Изменить стиль страницы

Здесь Бэгли прибегает к косвенному опровержению, что тоже является видом доказательства в логике. Он опровергает тезис «Освальд не допрашивался КГБ». Но условием такого опровержения «является доказательство истинности положения… противоречащего опровергаемому тезису.

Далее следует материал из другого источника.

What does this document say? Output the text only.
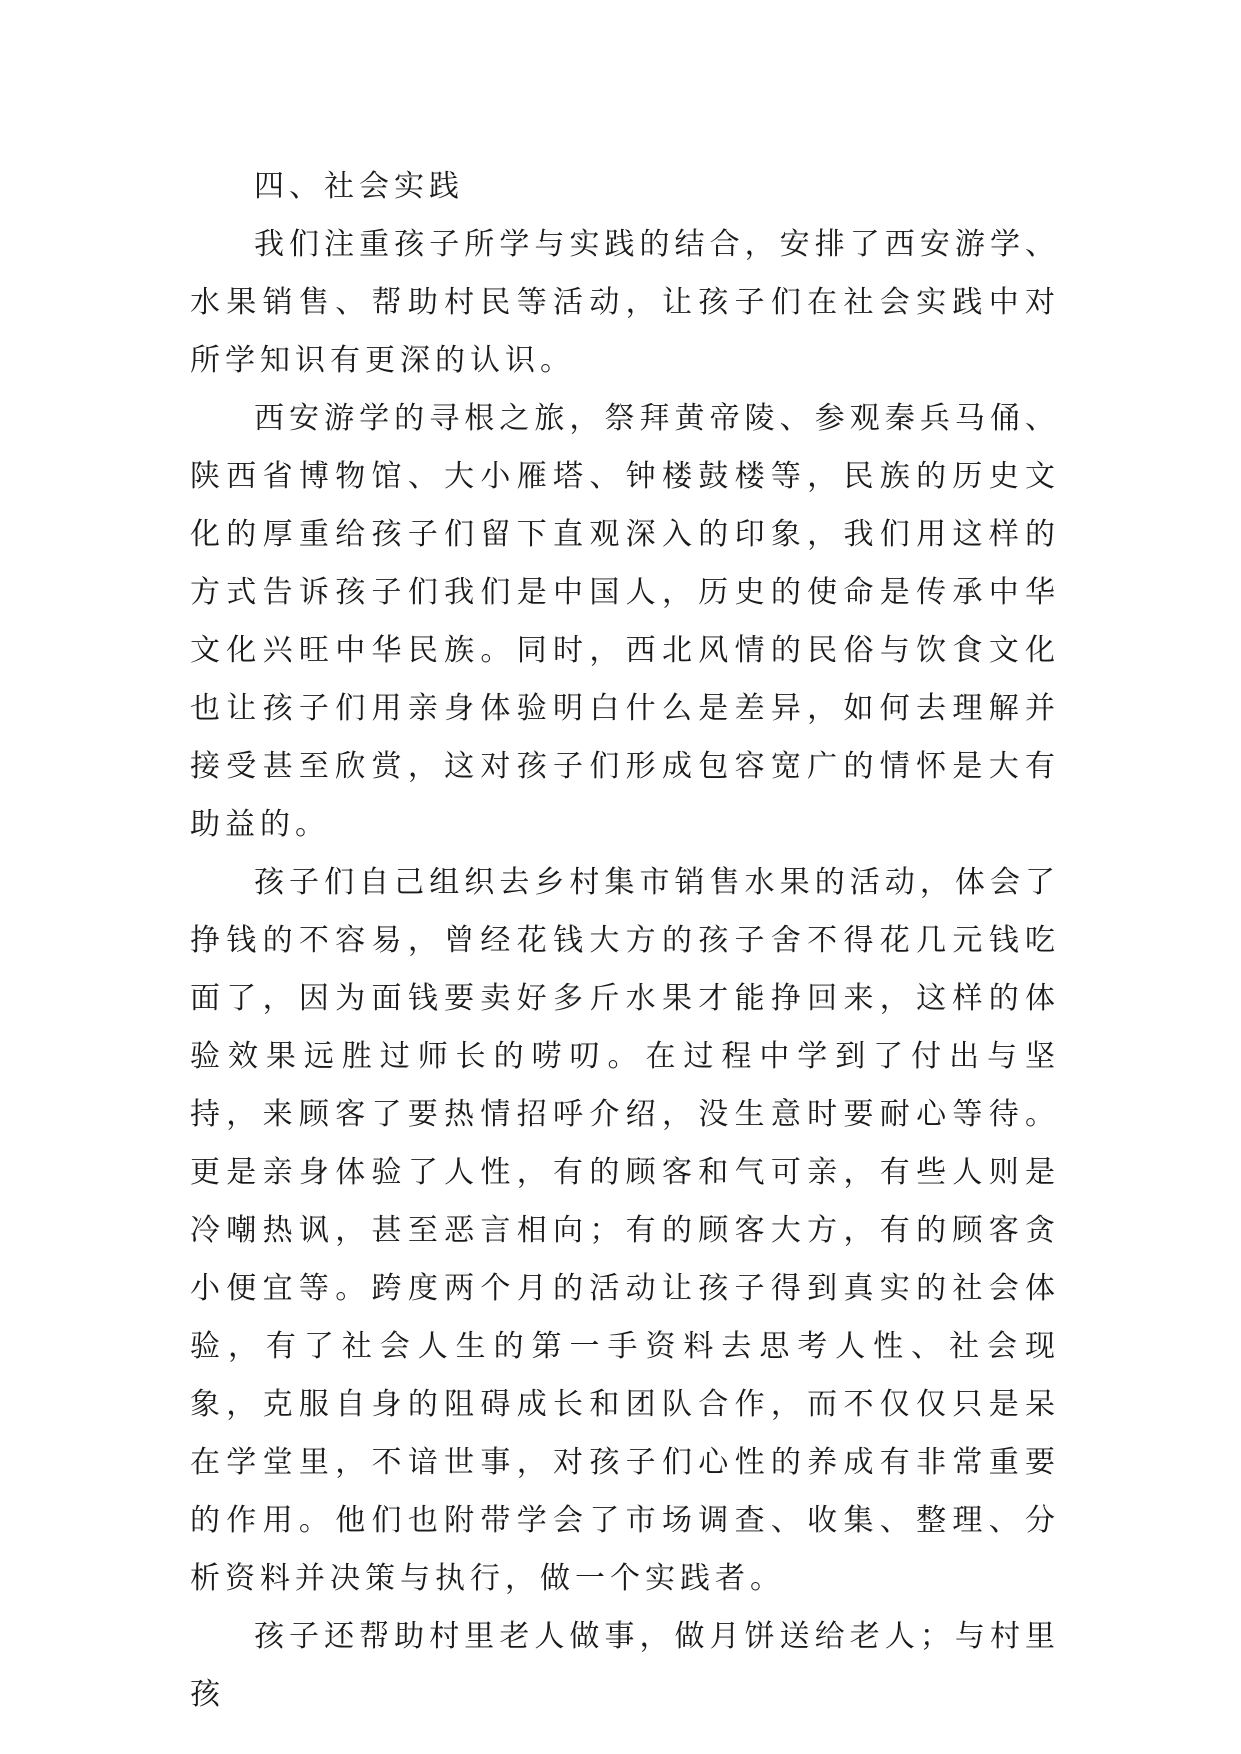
四、社会实践

我们注重孩子所学与实践的结合，安排了西安游学、水果销售、帮助村民等活动，让孩子们在社会实践中对所学知识有更深的认识。

西安游学的寻根之旅，祭拜黄帝陵、参观秦兵马俑、陕西省博物馆、大小雁塔、钟楼鼓楼等，民族的历史文化的厚重给孩子们留下直观深入的印象，我们用这样的方式告诉孩子们我们是中国人，历史的使命是传承中华文化兴旺中华民族。同时，西北风情的民俗与饮食文化也让孩子们用亲身体验明白什么是差异，如何去理解并接受甚至欣赏，这对孩子们形成包容宽广的情怀是大有助益的。

孩子们自己组织去乡村集市销售水果的活动，体会了挣钱的不容易，曾经花钱大方的孩子舍不得花几元钱吃面了，因为面钱要卖好多斤水果才能挣回来，这样的体验效果远胜过师长的唠叨。在过程中学到了付出与坚持，来顾客了要热情招呼介绍，没生意时要耐心等待。更是亲身体验了人性，有的顾客和气可亲，有些人则是冷嘲热讽，甚至恶言相向；有的顾客大方，有的顾客贪小便宜等。跨度两个月的活动让孩子得到真实的社会体验，有了社会人生的第一手资料去思考人性、社会现象，克服自身的阻碍成长和团队合作，而不仅仅只是呆在学堂里，不谙世事，对孩子们心性的养成有非常重要的作用。他们也附带学会了市场调查、收集、整理、分析资料并决策与执行，做一个实践者。

孩子还帮助村里老人做事，做月饼送给老人；与村里孩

Из истинности такого положения на основании закона противоречия следует ложность опровергаемого тезиса». К сожалению, Бэгли опять ошибается или путается и попадает в логическую ловушку. «Истинность» противоречащего положения он демонстрирует всего одним «финским» примером и ссылками на Солженицына и «многих других». Из этого нельзя даже смастерить умозаключение типа «все перебежчики в СССР допрашивались КГБ, Освальд перебежчик в СССР, значит, Освальд допрашивался КГБ». Такое умозаключение могло бы претендовать на истинное общее положение, опровергающее частный тезис — случай с Освальдом.

Чтобы самому не впасть в логическую ошибку, могу лишь предположить, что схожие примеры не совсем удачного применения формальной логики, как видите, довольно коварной науки, вероятно, содержатся в заключении по делу АЕФОКСТРОТА, автором которого был тоже Бэгли.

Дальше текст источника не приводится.